As I prepped my lesson and planned my opening questions about the actual book, I realized that I had to be sure to begin at the beginning. It’s a simple concept but easy to overlook in one’s planning.
Beginning at the beginning with a book that is written in a screenplay form but calls itself a novel is, quite simply, to ask some obvious questions: What do we have here? What is this text? Where does it fit into our prior reading experiences? Also, there’s a less obvious question that underscores the above: How can we resolve this ambiguity in the right way and at the right pace so as not to reduce it too quickly into something other than itself?
I planned well, taught in the hybrid blur in which we find ourselves right now, and then the lesson was over. I realized, after the last semi-confused student had left the room and the Google Meet, that we had been so very close to understanding the most basic — and important — lesson that Yu had set before us. But we didn’t quite get there.
Why? Because we didn’t realize that the questioning posture that the text insists we assume, from its first beat, is the exact same posture that the text wants us to assume as we encounter the people, and world, around us.
As a fiction (about fiction) that wants to encourage us to see the real world differently, more equitably, with less bias, with less reliance on shortcut-stereotype thinking, Interior Chinatown’s first achievement is to dismantle categories, snap judgments, or what Daniel Kahneman called System 1 thinking. Its first achievement is to shake up all the ways we reduce people to types. Interior Chinatown wants to reinvigorate one of the most important tools we have for knowing, and ultimately caring for, one another: curiosity.

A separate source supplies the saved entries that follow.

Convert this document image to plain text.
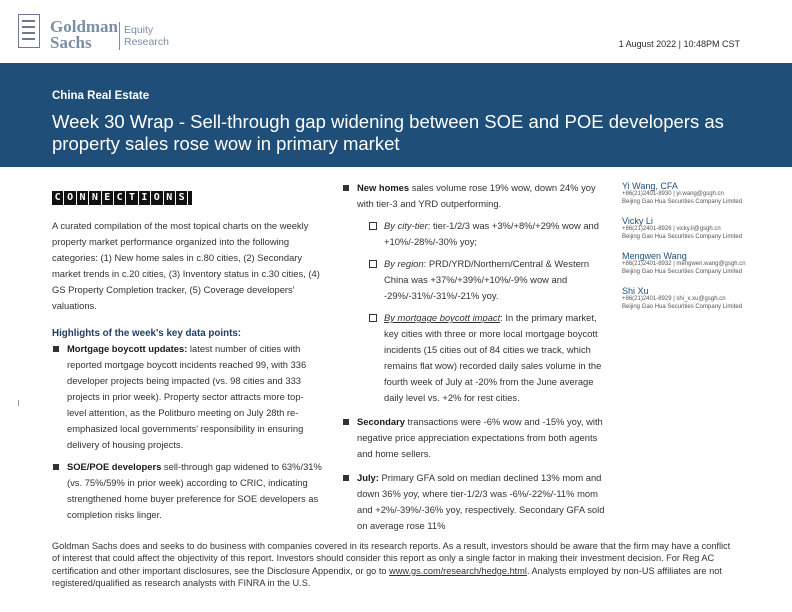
Goldman
Sachs
Equity
Research	1 August 2022 | 10:48PM CST
China Real Estate
Week 30 Wrap - Sell-through gap widening between SOE and POE developers as property sales rose wow in primary market
C O N N E C T I O N S

A curated compilation of the most topical charts on the weekly property market performance organized into the following categories: (1) New home sales in c.80 cities, (2) Secondary market trends in c.20 cities, (3) Inventory status in c.30 cities, (4) GS Property Completion tracker, (5) Coverage developers' valuations.

Highlights of the week's key data points:
Mortgage boycott updates: latest number of cities with reported mortgage boycott incidents reached 99, with 336 developer projects being impacted (vs. 98 cities and 333 projects in prior week). Property sector attracts more top-level attention, as the Politburo meeting on July 28th re-emphasized local governments' responsibility in ensuring delivery of housing projects.
SOE/POE developers sell-through gap widened to 63%/31% (vs. 75%/59% in prior week) according to CRIC, indicating strengthened home buyer preference for SOE developers as completion risks linger.
New homes sales volume rose 19% wow, down 24% yoy with tier-3 and YRD outperforming.
By city-tier: tier-1/2/3 was +3%/+8%/+29% wow and +10%/-28%/-30% yoy;
By region: PRD/YRD/Northern/Central & Western China was +37%/+39%/+10%/-9% wow and -29%/-31%/-31%/-21% yoy.
By mortgage boycott impact: In the primary market, key cities with three or more local mortgage boycott incidents (15 cities out of 84 cities we track, which remains flat wow) recorded daily sales volume in the fourth week of July at -20% from the June average daily level vs. +2% for rest cities.
Secondary transactions were -6% wow and -15% yoy, with negative price appreciation expectations from both agents and home sellers.
July: Primary GFA sold on median declined 13% mom and down 36% yoy, where tier-1/2/3 was -6%/-22%/-11% mom and +2%/-39%/-36% yoy, respectively. Secondary GFA sold on average rose 11%
Yi Wang, CFA
+86(21)2401-8930 | yi.wang@gsgh.cn
Beijing Gao Hua Securities Company Limited
Vicky Li
+86(21)2401-8926 | vicky.li@gsgh.cn
Beijing Gao Hua Securities Company Limited
Mengwen Wang
+86(21)2401-8932 | mengwen.wang@gsgh.cn
Beijing Gao Hua Securities Company Limited
Shi Xu
+86(21)2401-8929 | shi_x.xu@gsgh.cn
Beijing Gao Hua Securities Company Limited
Goldman Sachs does and seeks to do business with companies covered in its research reports. As a result, investors should be aware that the firm may have a conflict of interest that could affect the objectivity of this report. Investors should consider this report as only a single factor in making their investment decision. For Reg AC certification and other important disclosures, see the Disclosure Appendix, or go to www.gs.com/research/hedge.html. Analysts employed by non-US affiliates are not registered/qualified as research analysts with FINRA in the U.S.
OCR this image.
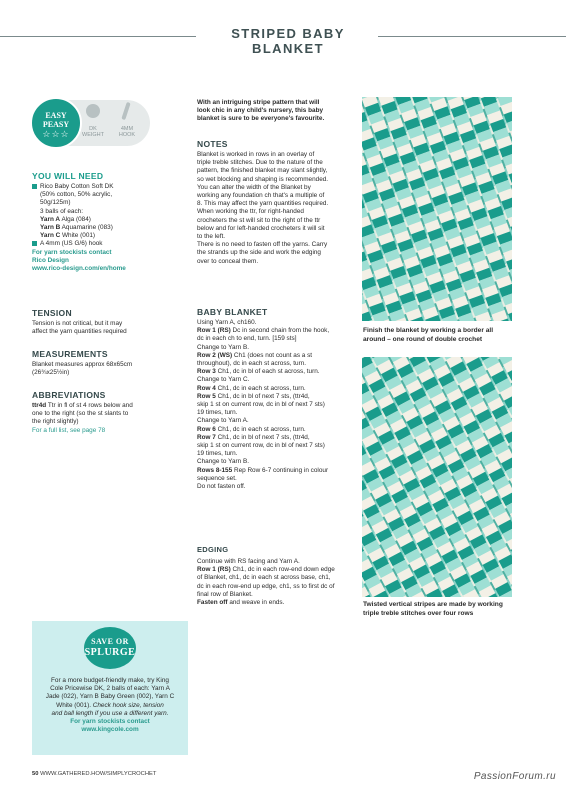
STRIPED BABY BLANKET
EASY
PEASY
☆☆☆	DK
WEIGHT
4MM
HOOK
YOU WILL NEED
Rico Baby Cotton Soft DK
(50% cotton, 50% acrylic,
50g/125m)
3 balls of each:
Yarn A Alga (084)
Yarn B Aquamarine (083)
Yarn C White (001)
A 4mm (US G/6) hook
For yarn stockists contact
Rico Design
www.rico-design.com/en/home
TENSION
Tension is not critical, but it may
affect the yarn quantities required
MEASUREMENTS
Blanket measures approx 68x65cm
(26¾x25½in)
ABBREVIATIONS
ttr4d Ttr in fl of st 4 rows below and
one to the right (so the st slants to
the right slightly)
For a full list, see page 78
SAVE OR
SPLURGE
For a more budget-friendly make, try King
Cole Pricewise DK, 2 balls of each: Yarn A
Jade (022), Yarn B Baby Green (002), Yarn C
White (001). Check hook size, tension
and ball length if you use a different yarn.
For yarn stockists contact
www.kingcole.com
With an intriguing stripe pattern that will
look chic in any child's nursery, this baby
blanket is sure to be everyone's favourite.
NOTES
Blanket is worked in rows in an overlay of
triple treble stitches. Due to the nature of the
pattern, the finished blanket may slant slightly,
so wet blocking and shaping is recommended.
You can alter the width of the Blanket by
working any foundation ch that's a multiple of
8. This may affect the yarn quantities required.
When working the ttr, for right-handed
crocheters the st will sit to the right of the ttr
below and for left-handed crocheters it will sit
to the left.
There is no need to fasten off the yarns. Carry
the strands up the side and work the edging
over to conceal them.
BABY BLANKET
Using Yarn A, ch160.
Row 1 (RS) Dc in second chain from the hook,
dc in each ch to end, turn. [159 sts]
Change to Yarn B.
Row 2 (WS) Ch1 (does not count as a st
throughout), dc in each st across, turn.
Row 3 Ch1, dc in bl of each st across, turn.
Change to Yarn C.
Row 4 Ch1, dc in each st across, turn.
Row 5 Ch1, dc in bl of next 7 sts, (ttr4d,
skip 1 st on current row, dc in bl of next 7 sts)
19 times, turn.
Change to Yarn A.
Row 6 Ch1, dc in each st across, turn.
Row 7 Ch1, dc in bl of next 7 sts, (ttr4d,
skip 1 st on current row, dc in bl of next 7 sts)
19 times, turn.
Change to Yarn B.
Rows 8-155 Rep Row 6-7 continuing in colour
sequence set.
Do not fasten off.
EDGING
Continue with RS facing and Yarn A.
Row 1 (RS) Ch1, dc in each row-end down edge
of Blanket, ch1, dc in each st across base, ch1,
dc in each row-end up edge, ch1, ss to first dc of
final row of Blanket.
Fasten off and weave in ends.
Finish the blanket by working a border all
around – one round of double crochet
Twisted vertical stripes are made by working
triple treble stitches over four rows
50 WWW.GATHERED.HOW/SIMPLYCROCHET	PassionForum.ru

Also: the bravery to bathe in ambiguity just a little bit longer, to hold it even and especially when others might try to harm it by solving it.
We shouldn’t have been trying to answer efficiently the question, what is this book? We should have been trying to celebrate the fact that the book’s very existence centers this question. We should have begun at the actual beginning . . . and stayed there long enough to actually absorb the lesson. Simple to say and complex to actually do.
In school tomorrow, we’ll try again to avoid school’s central irony: the things that school ingrains and rewards often undo our purpose for being there in the first place. Act 2 of Interior Chinatown awaits.